Haddad called for a 15,000-people march to put pressure on Newham council to permit building of a large mosque in West Ham, London Borough of Newham, which would have been three times the size of St Paul's Cathedral. Opposition to al-Haddad and the mosque project as a whole was led by a local councillor, Alan Craig, who eventually in 2014 would join UKIP.

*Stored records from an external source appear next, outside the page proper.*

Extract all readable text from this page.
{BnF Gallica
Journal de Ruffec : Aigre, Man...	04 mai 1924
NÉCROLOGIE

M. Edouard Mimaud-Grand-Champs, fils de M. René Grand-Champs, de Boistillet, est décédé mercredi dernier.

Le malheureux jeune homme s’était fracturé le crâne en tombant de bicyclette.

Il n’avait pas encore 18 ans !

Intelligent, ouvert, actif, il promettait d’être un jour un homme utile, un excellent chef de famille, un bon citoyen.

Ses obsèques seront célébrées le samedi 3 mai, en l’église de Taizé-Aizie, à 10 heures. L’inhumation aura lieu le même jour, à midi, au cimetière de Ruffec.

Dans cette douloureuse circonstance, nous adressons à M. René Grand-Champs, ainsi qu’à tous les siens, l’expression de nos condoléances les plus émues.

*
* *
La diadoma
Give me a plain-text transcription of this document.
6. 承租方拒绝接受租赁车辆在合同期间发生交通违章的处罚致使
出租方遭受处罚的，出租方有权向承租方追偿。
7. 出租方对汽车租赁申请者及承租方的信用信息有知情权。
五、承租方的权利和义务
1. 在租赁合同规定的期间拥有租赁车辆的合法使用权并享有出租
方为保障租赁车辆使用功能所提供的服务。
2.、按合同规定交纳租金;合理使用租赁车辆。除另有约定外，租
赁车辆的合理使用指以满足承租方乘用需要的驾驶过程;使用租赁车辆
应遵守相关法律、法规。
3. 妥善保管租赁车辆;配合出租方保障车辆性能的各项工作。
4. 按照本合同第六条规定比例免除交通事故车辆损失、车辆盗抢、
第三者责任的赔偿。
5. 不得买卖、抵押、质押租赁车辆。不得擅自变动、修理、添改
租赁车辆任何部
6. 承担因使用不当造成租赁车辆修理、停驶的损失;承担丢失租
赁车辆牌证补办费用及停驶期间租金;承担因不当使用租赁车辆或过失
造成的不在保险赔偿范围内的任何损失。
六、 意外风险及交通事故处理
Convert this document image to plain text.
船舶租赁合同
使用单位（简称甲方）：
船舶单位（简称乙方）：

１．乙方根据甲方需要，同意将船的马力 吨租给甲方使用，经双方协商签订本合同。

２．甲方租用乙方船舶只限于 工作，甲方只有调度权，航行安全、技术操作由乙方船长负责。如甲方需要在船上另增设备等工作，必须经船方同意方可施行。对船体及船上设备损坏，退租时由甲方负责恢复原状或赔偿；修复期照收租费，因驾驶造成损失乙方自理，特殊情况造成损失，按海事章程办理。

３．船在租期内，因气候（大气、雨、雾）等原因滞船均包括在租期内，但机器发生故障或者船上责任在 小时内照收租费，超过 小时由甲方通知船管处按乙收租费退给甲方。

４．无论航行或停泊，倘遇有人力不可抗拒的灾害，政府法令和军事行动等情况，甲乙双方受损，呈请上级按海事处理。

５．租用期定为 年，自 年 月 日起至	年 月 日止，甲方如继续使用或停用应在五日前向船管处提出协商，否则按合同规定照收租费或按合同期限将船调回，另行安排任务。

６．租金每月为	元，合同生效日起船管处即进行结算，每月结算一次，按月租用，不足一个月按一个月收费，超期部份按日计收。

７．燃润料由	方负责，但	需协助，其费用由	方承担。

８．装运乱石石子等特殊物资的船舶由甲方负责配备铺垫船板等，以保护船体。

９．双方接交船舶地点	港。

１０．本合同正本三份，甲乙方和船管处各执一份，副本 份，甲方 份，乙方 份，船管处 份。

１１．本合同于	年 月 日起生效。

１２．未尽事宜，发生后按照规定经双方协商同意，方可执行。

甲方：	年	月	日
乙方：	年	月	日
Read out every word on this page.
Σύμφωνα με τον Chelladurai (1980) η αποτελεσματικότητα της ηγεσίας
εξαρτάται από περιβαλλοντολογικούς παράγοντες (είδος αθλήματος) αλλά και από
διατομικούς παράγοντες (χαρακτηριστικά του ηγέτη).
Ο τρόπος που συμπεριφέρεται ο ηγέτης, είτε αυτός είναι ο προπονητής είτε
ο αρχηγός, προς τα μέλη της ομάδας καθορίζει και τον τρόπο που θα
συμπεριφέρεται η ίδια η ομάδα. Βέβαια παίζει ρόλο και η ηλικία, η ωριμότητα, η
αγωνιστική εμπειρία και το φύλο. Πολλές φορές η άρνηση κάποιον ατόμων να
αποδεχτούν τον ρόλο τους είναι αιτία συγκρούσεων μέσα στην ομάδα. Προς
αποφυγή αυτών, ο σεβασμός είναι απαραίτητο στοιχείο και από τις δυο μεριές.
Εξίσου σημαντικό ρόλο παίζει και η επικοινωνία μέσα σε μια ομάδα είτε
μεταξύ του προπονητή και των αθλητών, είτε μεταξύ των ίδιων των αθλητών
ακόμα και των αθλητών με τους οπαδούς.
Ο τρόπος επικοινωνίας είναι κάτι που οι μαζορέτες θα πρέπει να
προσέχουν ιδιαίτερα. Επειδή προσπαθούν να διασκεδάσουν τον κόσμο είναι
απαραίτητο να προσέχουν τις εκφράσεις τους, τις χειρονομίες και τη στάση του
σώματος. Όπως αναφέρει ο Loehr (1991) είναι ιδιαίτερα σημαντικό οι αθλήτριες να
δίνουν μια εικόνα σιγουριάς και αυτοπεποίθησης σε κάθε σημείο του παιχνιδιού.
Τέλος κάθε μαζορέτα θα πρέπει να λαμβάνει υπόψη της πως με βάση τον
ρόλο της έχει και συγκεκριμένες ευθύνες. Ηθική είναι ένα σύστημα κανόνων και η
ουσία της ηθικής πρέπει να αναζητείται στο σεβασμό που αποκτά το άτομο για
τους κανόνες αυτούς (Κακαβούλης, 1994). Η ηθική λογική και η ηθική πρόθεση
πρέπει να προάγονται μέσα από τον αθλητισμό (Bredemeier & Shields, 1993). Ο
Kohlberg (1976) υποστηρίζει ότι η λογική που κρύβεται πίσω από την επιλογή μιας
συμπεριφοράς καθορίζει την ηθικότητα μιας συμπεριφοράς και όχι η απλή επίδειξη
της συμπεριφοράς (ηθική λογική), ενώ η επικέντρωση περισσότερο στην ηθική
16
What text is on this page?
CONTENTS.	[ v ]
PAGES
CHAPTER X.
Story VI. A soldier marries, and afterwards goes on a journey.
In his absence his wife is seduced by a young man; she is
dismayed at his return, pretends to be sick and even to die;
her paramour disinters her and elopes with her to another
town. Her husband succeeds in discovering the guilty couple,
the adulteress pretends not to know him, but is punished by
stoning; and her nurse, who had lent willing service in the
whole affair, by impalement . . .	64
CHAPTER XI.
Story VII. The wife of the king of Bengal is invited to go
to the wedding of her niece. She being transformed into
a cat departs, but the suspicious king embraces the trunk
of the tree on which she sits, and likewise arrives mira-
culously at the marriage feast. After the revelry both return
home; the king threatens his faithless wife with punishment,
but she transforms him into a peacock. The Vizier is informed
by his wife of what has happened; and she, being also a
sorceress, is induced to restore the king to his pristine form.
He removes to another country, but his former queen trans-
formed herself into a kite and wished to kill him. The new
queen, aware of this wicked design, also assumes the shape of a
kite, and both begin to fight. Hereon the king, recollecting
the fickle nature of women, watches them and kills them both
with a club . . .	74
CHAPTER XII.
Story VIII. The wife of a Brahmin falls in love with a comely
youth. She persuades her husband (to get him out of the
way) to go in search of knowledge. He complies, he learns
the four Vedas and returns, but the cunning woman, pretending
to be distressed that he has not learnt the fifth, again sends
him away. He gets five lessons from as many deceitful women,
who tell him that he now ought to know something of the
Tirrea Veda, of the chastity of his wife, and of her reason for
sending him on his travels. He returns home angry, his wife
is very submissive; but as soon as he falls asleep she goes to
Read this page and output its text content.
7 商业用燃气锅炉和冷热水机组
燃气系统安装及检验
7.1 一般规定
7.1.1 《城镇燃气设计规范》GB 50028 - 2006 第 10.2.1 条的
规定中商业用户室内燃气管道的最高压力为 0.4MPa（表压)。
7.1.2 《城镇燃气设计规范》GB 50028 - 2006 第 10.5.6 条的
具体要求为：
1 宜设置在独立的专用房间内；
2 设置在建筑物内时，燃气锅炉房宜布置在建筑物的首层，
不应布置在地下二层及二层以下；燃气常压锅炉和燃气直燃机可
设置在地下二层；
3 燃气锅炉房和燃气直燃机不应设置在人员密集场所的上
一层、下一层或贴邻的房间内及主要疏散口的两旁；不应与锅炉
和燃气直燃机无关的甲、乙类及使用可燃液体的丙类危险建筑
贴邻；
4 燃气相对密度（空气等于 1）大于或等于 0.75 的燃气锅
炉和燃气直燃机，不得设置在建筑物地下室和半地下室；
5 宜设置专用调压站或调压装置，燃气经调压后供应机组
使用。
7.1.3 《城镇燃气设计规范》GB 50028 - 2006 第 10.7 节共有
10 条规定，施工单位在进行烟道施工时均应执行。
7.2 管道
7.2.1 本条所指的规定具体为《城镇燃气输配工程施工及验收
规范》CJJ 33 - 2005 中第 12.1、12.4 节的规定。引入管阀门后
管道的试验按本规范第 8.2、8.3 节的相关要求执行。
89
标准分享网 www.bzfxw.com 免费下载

===University of Westminster===
In February 2015, the University of Westminster postponed a talk by al-Haddad after it was revealed that Mohammed Emwazi, known as "Jihadi John", became radicalised at that university. Over 3,000 had signed a petition for him to be banned from campus, stating that his presence could endanger LGBT students.

===University of Kent===
In March 2015, the University of Kent postponed a talk by al-Haddad, hosted by the university's Islamic Society as part of "Discover Islam Week". The university's Vice-Chancellor cancelled the talk after controversy spread among some students regarding al-Haddad's messages.

== Cases against the media ==

=== Libel case against 'The Times' ===
In August 2015 al-Haddad successfully claimed for libel against The Times newspaper. Following the settlement the Sunday Times published a correction (16 Aug, 2015) clarifying amongst a number of false allegations, that al-Haddad had not praised Osama bin Laden, and neither had he been banned from speaking at the London School of Economics nor London Metropolitan University.

=== Libel case against 'Telegraph Media Group' ===
In June 2019 al-Haddad settled a claim against the Telegraph Media Group. The Sunday Telegraph had published a series of articles during 2015, which it continued to publish online, which variously claimed that Dr Al-Haddad had described Jews as “the descendants of apes and pigs”, and the “brethren of swine and pigs”.

As part of the terms of settlement, the Telegraph contributed £62500 towards al-Haddad's legal costs, published a statement withdrawing the allegations, and apologised.